TEMPO.CO, Jakarta - Gubernur DKI Jakarta Basuki Tjahaja Purnama menilai tindakan Elyzabeth C.H. Mailoa menghalang-halangi petugas yang tengah mengeksekusi pembongkaran bangunan liar aneh. Sebagai anggota Dewan Perwakilan Rakyat Daerah yang membuat peraturan penertiban, seharusnya Elyzabeth mendukung hal itu.
"Anggota Dewan ini lucu. Kami membuat peraturan daerah (perda) bersama. Kemarin, kritik saya di Badan Pemeriksa Keuangan (BPK), aset kami lemah diduduki orang. Sekarang, kami mau ambil balik, dihalangi," kata Ahok di Balai Kota, Kamis, 23 Juli 2015.

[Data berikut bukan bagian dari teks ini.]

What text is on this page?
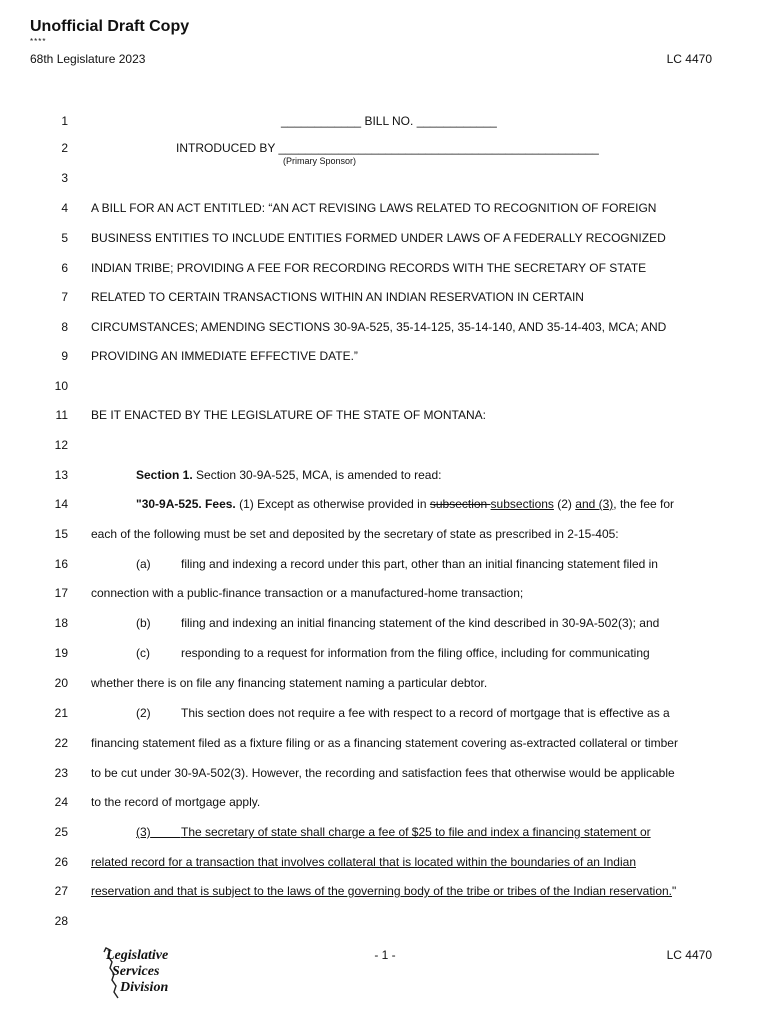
Unofficial Draft Copy
****
68th Legislature 2023	LC 4470
1
2
3
4
5
6
7
8
9
10
11
12
13
14
15
16
17
18
19
20
21
22
23
24
25
26
27
28
____________ BILL NO. ____________
INTRODUCED BY ________________________________________________
(Primary Sponsor)
A BILL FOR AN ACT ENTITLED: “AN ACT REVISING LAWS RELATED TO RECOGNITION OF FOREIGN
BUSINESS ENTITIES TO INCLUDE ENTITIES FORMED UNDER LAWS OF A FEDERALLY RECOGNIZED
INDIAN TRIBE; PROVIDING A FEE FOR RECORDING RECORDS WITH THE SECRETARY OF STATE
RELATED TO CERTAIN TRANSACTIONS WITHIN AN INDIAN RESERVATION IN CERTAIN
CIRCUMSTANCES; AMENDING SECTIONS 30-9A-525, 35-14-125, 35-14-140, AND 35-14-403, MCA; AND
PROVIDING AN IMMEDIATE EFFECTIVE DATE.”
BE IT ENACTED BY THE LEGISLATURE OF THE STATE OF MONTANA:
Section 1. Section 30-9A-525, MCA, is amended to read:
"30-9A-525. Fees. (1) Except as otherwise provided in subsection subsections (2) and (3), the fee for
each of the following must be set and deposited by the secretary of state as prescribed in 2-15-405:
(a)	filing and indexing a record under this part, other than an initial financing statement filed in
connection with a public-finance transaction or a manufactured-home transaction;
(b)	filing and indexing an initial financing statement of the kind described in 30-9A-502(3); and
(c)	responding to a request for information from the filing office, including for communicating
whether there is on file any financing statement naming a particular debtor.
(2)	This section does not require a fee with respect to a record of mortgage that is effective as a
financing statement filed as a fixture filing or as a financing statement covering as-extracted collateral or timber
to be cut under 30-9A-502(3). However, the recording and satisfaction fees that otherwise would be applicable
to the record of mortgage apply.
(3)	The secretary of state shall charge a fee of $25 to file and index a financing statement or
related record for a transaction that involves collateral that is located within the boundaries of an Indian
reservation and that is subject to the laws of the governing body of the tribe or tribes of the Indian reservation."
- 1 -	LC 4470
Legislative
Services
Division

Petugas Satuan Polisi Pamong Praja melakukan penertiban di lahan milik Pemerintah Provinsi DKI seluas 1.300 meter persegi di Jalan Rawasari Selatan, Cempaka Putih, Jakarta Pusat. Namun penertiban tersebut sempat terganggu karena mendapat perlawanan dari sejumlah organisasi masyarakat. Bahkan Elyzabeth sempat menahan sebuah alat berat yang hendak merobohkan bangunan liar di lokasi itu.
Ahok tak peduli. Menurut dia, eksekusi tetap harus dilakukan meski ada orang partai yang menghalangi. Sebab, setelah ditelisik, lahan tersebut bukan milik warga yang tinggal di situ, melainkan milik Pemprov DKI. "Kalau dibolehkan, partai semua dudukin Balai Kota dong. Teman sih teman. Tapi, kalau soal aturan, ya aturan," ujarnya.
Ihwal adanya campur tangan ormas, Ahok mafhum. Menurut dia, selama ini, dalam setiap proses eksekusi lahan, petugas kerap bersinggungan dengan ormas yang juga merasa memiliki aset itu. "Tapi kami enggak mau kalah," tuturnya.
Rencananya, di atas lahan seluas itu, Pemprov DKI bakal membangun rusunawa untuk warga yang direlokasi dari pinggir kali. Selain mengeksekusi lahan di Cempaka Putih, petugas akan menertibkan aset lain, di antaranya, di Tanah Merdeka Cilincing, Jakarta Utara, yang diduduki menjadi parkir truk. "Aset kami rata-rata dikerjasamakan dengan orang, didudukin habis," ucap Ahok.